2011's Red Riding Hood is a Forgettable Twilight Knockoff Distinguished by Memorable Turns from Mank Stars Amanda Seyfried and Gary Oldman

 Welcome, friends, to the latest entry in Control Nathan Rabin 4.0. It’s the career and site-sustaining column that gives YOU, the kindly, Christ-like, unbelievably sexy Nathan Rabin’s Happy Place patron, an opportunity to choose a movie that I must watch, and then write about, in exchange for a one-time, one hundred dollar pledge to the site’s Patreon account. The price goes down to seventy-five dollars for all subsequent choices.





The makers of the 2011 stinker Red Riding Hood had a very stupid, very lucrative idea. They asked why the classic tale of a brave little who tangles with a wolf while attempting to visit her grandmother couldn’t also be the movie and book series Twilight. 


Despite being famously terrible, Stephanie Meyer’s brainchild have made a LOT of people a LOT of money. It consequently stands to reason that if Red Riding Hood were to look and feel a LOT like Twilight then it too could make a fuck ton of money. To make things even more blatant, the geniuses behind this sub-par motion picture went so far as to hire the actual director of the first Twilight movie, Catherine Hardwicke to direct. 


After making her name as a production designer for films like Three Kings and I’m Gonna Git You Sucka, Hardwicke made her directorial debut with 2003’s Thirteen, a hysterical youth gone wild melodrama that was treated at the time by many critics as a wake up call to the world to stop ignoring the problems of over-sexualized white American teenagers.


Then came Lords of Dogtown and The Nativity Story and finally the zeitgeist-capturing Twilight, which was as successful and terrible on-screen as it was as a series of uniquely god-awful fantasy novels.
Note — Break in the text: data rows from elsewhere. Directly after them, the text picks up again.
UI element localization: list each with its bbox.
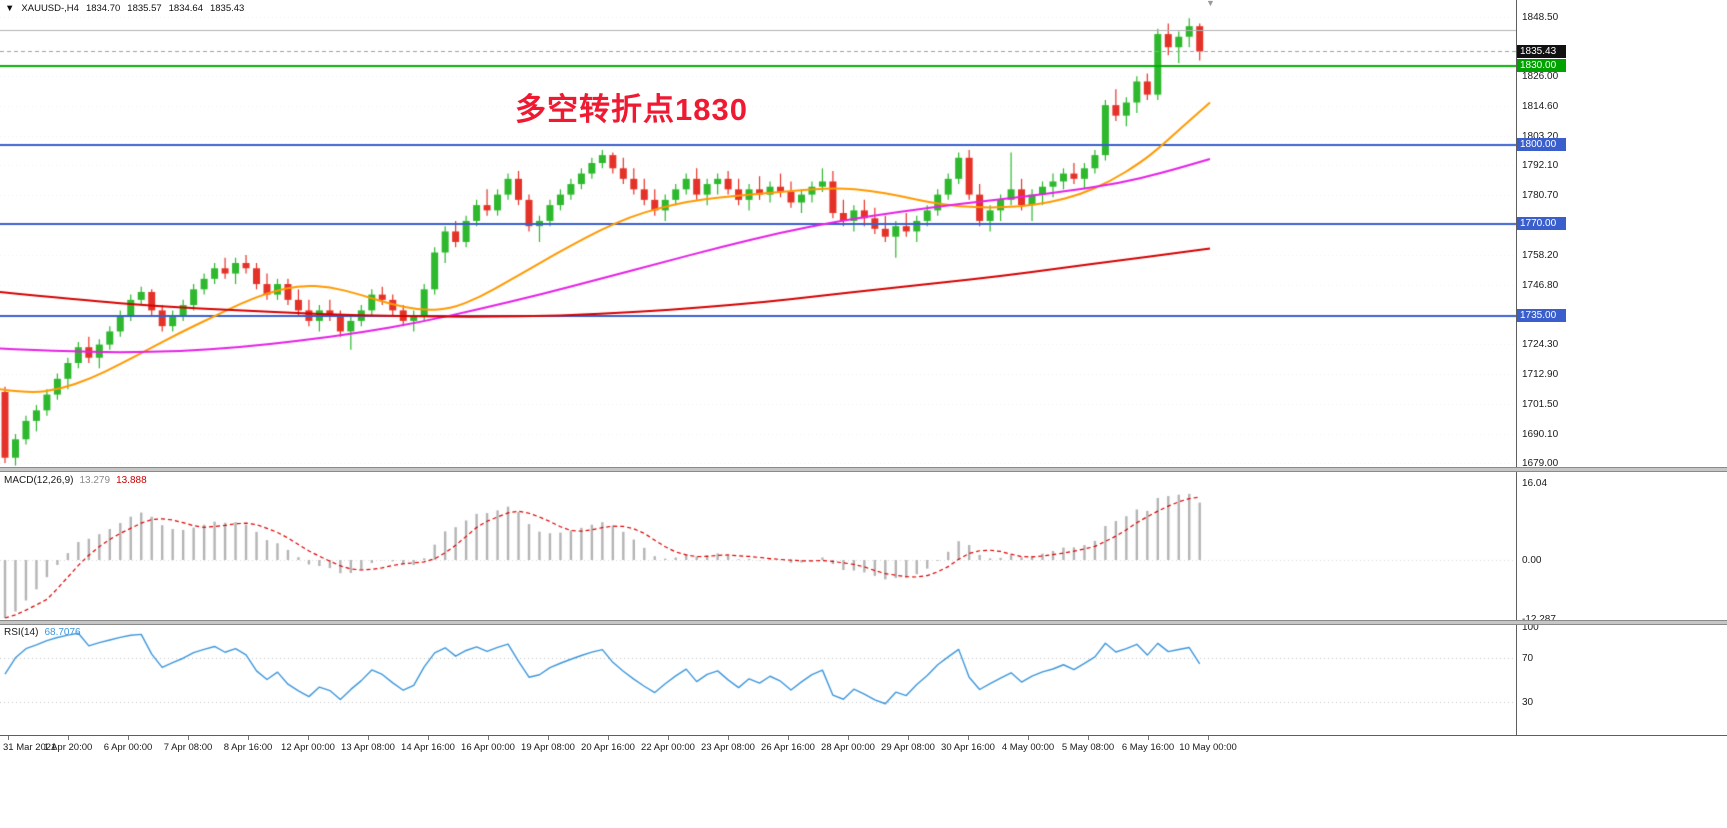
time-tick [788,736,789,740]
rsi-canvas[interactable] [0,625,1516,735]
price-tick-label: 1814.60 [1522,101,1559,113]
price-badge: 1830.00 [1517,59,1566,73]
time-tick [1148,736,1149,740]
chart-shift-marker-icon[interactable]: ▼ [1206,0,1215,8]
panel-splitter[interactable] [0,620,1727,625]
time-tick [308,736,309,740]
symbol-name: XAUUSD-,H4 [21,3,79,14]
macd-name: MACD(12,26,9) [4,475,74,486]
rsi-name: RSI(14) [4,627,39,638]
price-tick-label: 1690.10 [1522,428,1559,440]
time-label: 30 Apr 16:00 [941,742,995,753]
time-axis[interactable]: 31 Mar 2021 1 Apr 20:00 6 Apr 00:00 7 Apr 0… [0,735,1727,828]
time-label: 28 Apr 00:00 [821,742,875,753]
macd-panel: MACD(12,26,9) 13.279 13.888 [0,472,1516,620]
time-label: 4 May 00:00 [1001,742,1055,753]
price-annotation[interactable]: 多空转折点1830 [515,92,748,127]
time-tick [68,736,69,740]
symbol-ohlc-bar: ▼ XAUUSD-,H4 1834.70 1835.57 1834.64 1835.43 [5,3,251,14]
price-badge: 1800.00 [1517,138,1566,152]
rsi-label: RSI(14) 68.7076 [4,627,87,638]
window-marker-icon: ▼ [5,3,15,14]
macd-axis-label: -12.287 [1522,614,1556,625]
time-tick [668,736,669,740]
time-label: 26 Apr 16:00 [761,742,815,753]
main-chart-canvas[interactable] [0,0,1516,467]
time-label: 22 Apr 00:00 [641,742,695,753]
time-label: 5 May 08:00 [1061,742,1115,753]
time-tick [248,736,249,740]
price-tick-label: 1826.00 [1522,71,1559,83]
price-badge: 1770.00 [1517,217,1566,231]
main-chart-panel: ▼ XAUUSD-,H4 1834.70 1835.57 1834.64 1835.43 … [0,0,1516,467]
time-label: 1 Apr 20:00 [43,742,93,753]
time-label: 13 Apr 08:00 [341,742,395,753]
macd-axis-label: 0.00 [1522,555,1542,566]
price-axis-column[interactable]: 1848.50 1826.00 1814.60 1803.20 1792.10 1780.… [1516,0,1727,735]
price-tick-label: 1780.70 [1522,190,1559,202]
price-tick-label: 1679.00 [1522,457,1559,469]
price-tick-label: 1803.20 [1522,131,1559,143]
time-label: 10 May 00:00 [1179,742,1237,753]
price-tick-label: 1758.20 [1522,249,1559,261]
time-label: 16 Apr 00:00 [461,742,515,753]
time-label: 31 Mar 2021 [3,742,57,753]
rsi-axis-label: 70 [1522,653,1534,664]
price-tick-label: 1701.50 [1522,398,1559,410]
rsi-axis-label: 100 [1522,622,1539,633]
time-label: 29 Apr 08:00 [881,742,935,753]
time-tick [368,736,369,740]
time-label: 19 Apr 08:00 [521,742,575,753]
macd-label: MACD(12,26,9) 13.279 13.888 [4,475,153,486]
time-label: 6 May 16:00 [1121,742,1175,753]
rsi-axis-label: 30 [1522,697,1534,708]
macd-axis-label: 16.04 [1522,478,1548,489]
ohlc-high: 1835.57 [127,3,162,14]
rsi-value: 68.7076 [44,627,81,638]
time-label: 12 Apr 00:00 [281,742,335,753]
price-tick-label: 1712.90 [1522,368,1559,380]
time-tick [848,736,849,740]
time-tick [548,736,549,740]
time-tick [8,736,9,740]
time-label: 14 Apr 16:00 [401,742,455,753]
time-label: 23 Apr 08:00 [701,742,755,753]
time-label: 6 Apr 00:00 [103,742,153,753]
ohlc-low: 1834.64 [168,3,203,14]
time-label: 20 Apr 16:00 [581,742,635,753]
panel-splitter[interactable] [0,467,1727,472]
time-tick [188,736,189,740]
price-badge: 1735.00 [1517,309,1566,323]
time-tick [128,736,129,740]
rsi-panel: RSI(14) 68.7076 [0,625,1516,735]
time-tick [428,736,429,740]
time-tick [1028,736,1029,740]
price-badge: 1835.43 [1517,44,1566,58]
time-label: 7 Apr 08:00 [163,742,213,753]
time-tick [1088,736,1089,740]
ohlc-open: 1834.70 [85,3,121,14]
time-tick [968,736,969,740]
ohlc-close: 1835.43 [209,3,245,14]
price-tick-label: 1792.10 [1522,160,1559,172]
price-tick-label: 1848.50 [1522,12,1559,23]
price-tick-label: 1746.80 [1522,279,1559,291]
time-tick [728,736,729,740]
time-tick [1208,736,1209,740]
time-label: 8 Apr 16:00 [223,742,273,753]
time-tick [908,736,909,740]
time-tick [488,736,489,740]
price-tick-label: 1724.30 [1522,338,1559,350]
time-tick [608,736,609,740]
macd-value-signal: 13.888 [116,475,147,486]
macd-canvas[interactable] [0,472,1516,620]
macd-value-main: 13.279 [79,475,111,486]
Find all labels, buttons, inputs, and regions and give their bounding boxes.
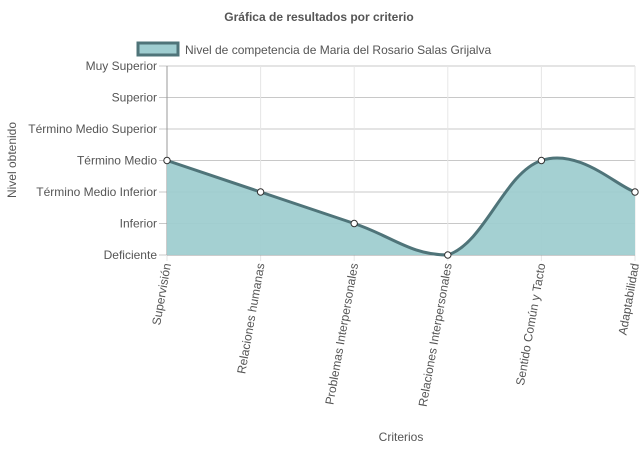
x-tick-label: Supervisión (149, 262, 174, 326)
data-point[interactable] (537, 156, 546, 165)
x-axis-label: Criterios (379, 430, 424, 444)
y-tick-label: Término Medio (77, 154, 157, 168)
data-point[interactable] (444, 251, 452, 259)
chart-title: Gráfica de resultados por criterio (224, 10, 413, 24)
y-tick-label: Superior (112, 91, 157, 105)
data-point[interactable] (631, 188, 639, 196)
y-tick-label: Término Medio Inferior (36, 185, 157, 199)
series-layer (163, 156, 639, 259)
y-tick-label: Deficiente (104, 248, 158, 262)
y-tick-label: Inferior (120, 217, 157, 231)
y-axis-ticks: Deficiente Inferior Término Medio Inferior… (28, 59, 157, 262)
x-tick-label: Adaptabilidad (616, 262, 639, 336)
y-tick-label: Término Medio Superior (28, 122, 157, 136)
data-point[interactable] (350, 219, 358, 228)
x-axis-ticks: Supervisión Relaciones humanas Problemas I… (149, 262, 639, 408)
x-tick-label: Relaciones Interpersonales (416, 262, 455, 408)
y-axis-label: Nivel obtenido (5, 122, 19, 198)
legend-label: Nivel de competencia de Maria del Rosari… (185, 43, 491, 57)
x-tick-label: Relaciones humanas (234, 262, 267, 375)
y-tick-label: Muy Superior (86, 59, 157, 73)
legend[interactable]: Nivel de competencia de Maria del Rosari… (136, 41, 491, 57)
x-tick-label: Sentido Común y Tacto (513, 262, 548, 387)
data-point[interactable] (256, 188, 265, 196)
x-tick-label: Problemas Interpersonales (322, 262, 361, 406)
data-point[interactable] (163, 156, 171, 165)
legend-swatch (136, 41, 180, 57)
series-area (167, 157, 635, 255)
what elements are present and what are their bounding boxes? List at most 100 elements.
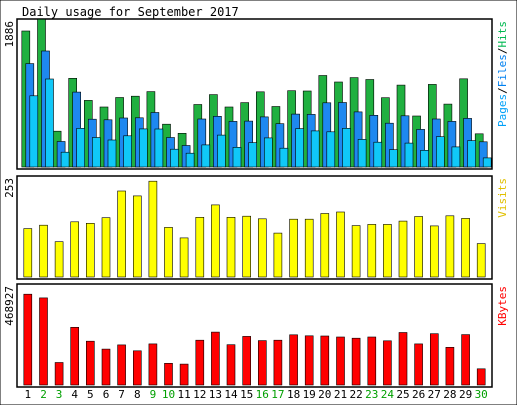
- bar-kbytes-kbytes-25: [398, 332, 408, 386]
- bar-visits-visits-19: [304, 218, 314, 278]
- bar-hits-pages-13: [217, 134, 226, 168]
- bar-hits-pages-14: [232, 147, 242, 168]
- bar-kbytes-kbytes-17: [273, 339, 283, 386]
- bar-visits-visits-10: [164, 227, 173, 278]
- bar-visits-visits-1: [23, 228, 33, 278]
- x-tick-label-1: 1: [24, 388, 31, 401]
- x-tick-label-16: 16: [256, 388, 269, 401]
- bar-visits-visits-30: [476, 243, 486, 278]
- bar-kbytes-kbytes-20: [320, 335, 330, 386]
- bar-hits-pages-17: [279, 147, 289, 168]
- bar-kbytes-kbytes-24: [383, 340, 392, 386]
- legend-entry-hits-1: /: [496, 87, 509, 94]
- bar-visits-visits-28: [445, 215, 455, 278]
- x-tick-label-7: 7: [118, 388, 125, 401]
- bar-kbytes-kbytes-11: [179, 363, 189, 386]
- bar-visits-visits-13: [211, 204, 220, 278]
- bar-hits-pages-2: [45, 78, 54, 168]
- bar-hits-pages-29: [467, 140, 476, 168]
- bar-kbytes-kbytes-28: [445, 346, 455, 386]
- bar-kbytes-kbytes-29: [461, 334, 470, 386]
- bar-hits-pages-28: [451, 146, 461, 168]
- legend-entry-kbytes-0: KBytes: [496, 286, 509, 326]
- chart-title: Daily usage for September 2017: [22, 5, 239, 19]
- bar-hits-pages-27: [435, 136, 445, 168]
- bar-hits-pages-18: [295, 128, 304, 168]
- bar-visits-visits-25: [398, 220, 408, 278]
- x-tick-label-9: 9: [150, 388, 157, 401]
- bar-visits-visits-26: [414, 216, 423, 278]
- x-tick-label-23: 23: [365, 388, 378, 401]
- bar-hits-pages-1: [29, 95, 39, 168]
- bar-kbytes-kbytes-18: [289, 334, 298, 386]
- bar-kbytes-kbytes-27: [429, 333, 439, 386]
- bar-visits-visits-24: [383, 224, 392, 278]
- bar-visits-visits-17: [273, 232, 283, 278]
- bar-kbytes-kbytes-10: [164, 362, 173, 386]
- bar-visits-visits-29: [461, 218, 470, 278]
- bar-kbytes-kbytes-30: [476, 368, 486, 386]
- x-tick-label-29: 29: [459, 388, 472, 401]
- x-tick-label-11: 11: [177, 388, 190, 401]
- bar-kbytes-kbytes-23: [367, 336, 377, 386]
- bar-visits-visits-8: [133, 195, 142, 278]
- bar-visits-visits-14: [226, 217, 236, 278]
- bar-kbytes-kbytes-22: [351, 337, 361, 386]
- bar-visits-visits-2: [39, 224, 48, 278]
- x-tick-label-14: 14: [224, 388, 238, 401]
- bar-hits-pages-22: [357, 139, 367, 168]
- x-tick-label-30: 30: [475, 388, 488, 401]
- x-tick-label-10: 10: [162, 388, 175, 401]
- legend-entry-hits-4: Hits: [496, 21, 509, 48]
- bar-visits-visits-4: [70, 221, 79, 278]
- bar-kbytes-kbytes-7: [117, 344, 126, 386]
- bar-visits-visits-11: [179, 237, 189, 278]
- bar-visits-visits-18: [289, 218, 298, 278]
- bar-visits-visits-6: [101, 217, 111, 278]
- bar-hits-pages-24: [389, 149, 398, 168]
- bar-hits-pages-30: [482, 157, 492, 168]
- bar-visits-visits-15: [242, 215, 251, 278]
- bar-kbytes-kbytes-6: [101, 348, 111, 386]
- bar-hits-pages-5: [92, 137, 101, 168]
- bar-kbytes-kbytes-14: [226, 344, 236, 386]
- bar-hits-pages-21: [342, 128, 351, 168]
- bar-hits-pages-26: [420, 150, 429, 168]
- bar-hits-pages-16: [263, 137, 273, 168]
- bar-kbytes-kbytes-15: [242, 336, 251, 386]
- x-tick-label-24: 24: [381, 388, 395, 401]
- bar-kbytes-kbytes-9: [148, 343, 158, 386]
- bar-hits-pages-25: [404, 142, 414, 168]
- panel-kbytes: 468927 KBytes: [3, 283, 509, 388]
- bar-kbytes-kbytes-1: [23, 293, 33, 386]
- x-tick-label-22: 22: [349, 388, 362, 401]
- bar-visits-visits-27: [429, 225, 439, 278]
- bar-hits-pages-6: [107, 139, 117, 168]
- x-tick-label-15: 15: [240, 388, 253, 401]
- x-tick-label-21: 21: [334, 388, 347, 401]
- bar-visits-visits-7: [117, 190, 126, 278]
- axis-max-label-hits: 1886: [3, 21, 16, 48]
- bar-hits-pages-11: [185, 152, 195, 168]
- legend-entry-hits-3: /: [496, 48, 509, 55]
- x-tick-label-5: 5: [87, 388, 94, 401]
- bar-visits-visits-12: [195, 217, 205, 278]
- panel-frame-visits: [16, 175, 493, 280]
- bar-kbytes-kbytes-26: [414, 343, 423, 386]
- bar-hits-pages-10: [170, 148, 179, 168]
- bar-visits-visits-20: [320, 213, 330, 278]
- bar-visits-visits-21: [336, 211, 345, 278]
- bar-hits-pages-12: [201, 144, 211, 168]
- x-tick-label-8: 8: [134, 388, 141, 401]
- bar-kbytes-kbytes-12: [195, 339, 205, 386]
- axis-max-label-visits: 253: [3, 178, 16, 198]
- bar-visits-visits-3: [54, 241, 64, 278]
- bar-kbytes-kbytes-8: [133, 350, 142, 386]
- legend-kbytes: KBytes: [496, 286, 509, 326]
- bar-kbytes-kbytes-5: [86, 340, 95, 386]
- legend-entry-visits-0: Visits: [496, 178, 509, 218]
- bar-hits-pages-8: [139, 128, 148, 168]
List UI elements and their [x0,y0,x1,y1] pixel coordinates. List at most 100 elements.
Hardwicke’s vision for Red Riding Hood was, unsurprisingly, a gritty fairy tale version of Twilight but she had other ideas as well. She set out to make a movie that was as dark visually as it is thematically. 


We’re talking Barry Lyndon levels of darkness. Hardwicke set out to make a movie that looks like an old painting. Unfortunately she made a movie that’s every bit as kinetic as an old painting as well. Oh, and she also makes the old time village where everything takes place look exactly like the wintry Northwest of Twilight.